We need to learn that our kids’ minds aren’t that different to ours, they might be less developed than ours, but they still feel the same emotions. The triggers of these emotions might seem small and insignificant to us but to our children they are at the centre of their world – after all they don’t have money or work worries! We need to understand that teaching them coping techniques now, will serve them well in the future. Show them that anxiety and stress don’t always serve us, teach them that change is a good thing and that sometimes trying to continue in a daily routine because that’s what we know won’t serve us well across all of the situations that we experience.

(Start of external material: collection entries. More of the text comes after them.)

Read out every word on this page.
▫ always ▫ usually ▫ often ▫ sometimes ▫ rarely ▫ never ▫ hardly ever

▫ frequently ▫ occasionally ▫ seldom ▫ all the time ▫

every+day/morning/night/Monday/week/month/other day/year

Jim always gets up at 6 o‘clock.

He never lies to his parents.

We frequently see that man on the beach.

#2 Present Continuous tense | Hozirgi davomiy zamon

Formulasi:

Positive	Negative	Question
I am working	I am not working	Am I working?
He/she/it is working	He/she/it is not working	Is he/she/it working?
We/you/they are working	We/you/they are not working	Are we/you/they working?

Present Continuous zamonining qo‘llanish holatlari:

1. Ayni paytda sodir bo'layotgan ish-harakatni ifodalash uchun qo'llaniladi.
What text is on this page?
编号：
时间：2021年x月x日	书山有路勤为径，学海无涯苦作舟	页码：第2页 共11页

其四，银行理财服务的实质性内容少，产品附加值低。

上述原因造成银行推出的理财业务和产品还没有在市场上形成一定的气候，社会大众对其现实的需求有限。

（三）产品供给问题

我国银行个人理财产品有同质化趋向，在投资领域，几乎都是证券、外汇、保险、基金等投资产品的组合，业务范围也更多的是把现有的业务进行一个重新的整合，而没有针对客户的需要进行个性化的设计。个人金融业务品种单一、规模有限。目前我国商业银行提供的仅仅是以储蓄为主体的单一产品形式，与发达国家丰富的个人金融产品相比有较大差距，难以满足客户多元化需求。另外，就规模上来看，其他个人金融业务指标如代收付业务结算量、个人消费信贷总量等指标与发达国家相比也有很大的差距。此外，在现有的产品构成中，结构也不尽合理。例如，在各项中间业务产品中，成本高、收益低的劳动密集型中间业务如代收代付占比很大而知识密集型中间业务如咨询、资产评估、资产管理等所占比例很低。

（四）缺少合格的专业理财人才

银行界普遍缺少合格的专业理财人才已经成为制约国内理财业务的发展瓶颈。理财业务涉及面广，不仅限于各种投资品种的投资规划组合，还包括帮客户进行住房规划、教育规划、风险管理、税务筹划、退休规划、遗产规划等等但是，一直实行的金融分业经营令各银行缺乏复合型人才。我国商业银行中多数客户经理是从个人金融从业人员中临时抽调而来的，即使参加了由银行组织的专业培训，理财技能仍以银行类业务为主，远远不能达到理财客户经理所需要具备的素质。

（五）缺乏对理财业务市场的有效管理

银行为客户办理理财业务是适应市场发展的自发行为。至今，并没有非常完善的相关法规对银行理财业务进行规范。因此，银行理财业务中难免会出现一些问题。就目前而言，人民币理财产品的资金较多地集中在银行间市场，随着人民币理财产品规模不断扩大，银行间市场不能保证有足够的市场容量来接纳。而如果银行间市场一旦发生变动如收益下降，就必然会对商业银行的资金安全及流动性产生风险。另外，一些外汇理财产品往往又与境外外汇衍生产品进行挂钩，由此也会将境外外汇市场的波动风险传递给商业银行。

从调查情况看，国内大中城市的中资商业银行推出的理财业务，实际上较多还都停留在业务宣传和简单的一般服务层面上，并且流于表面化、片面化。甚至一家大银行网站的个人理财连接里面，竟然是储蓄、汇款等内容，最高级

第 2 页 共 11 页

They are learning to be adaptable, to be resilient, to go with the flow and embrace change, they are learning coping strategies, how to step away when things get a bit too much, and all this amid uncertainty.
So no, I don’t agree with keeping to the school timetable, or following the structure of each day’s lessons. There’s a bigger picture, a massive opportunity and I don’t want to miss it. So far, I think me, and my kids are nailing being at home and learning together. Let’s face it Ofsted aren’t about to rock up on my doorstep to assess how my kids are learning and how good I am at teaching them!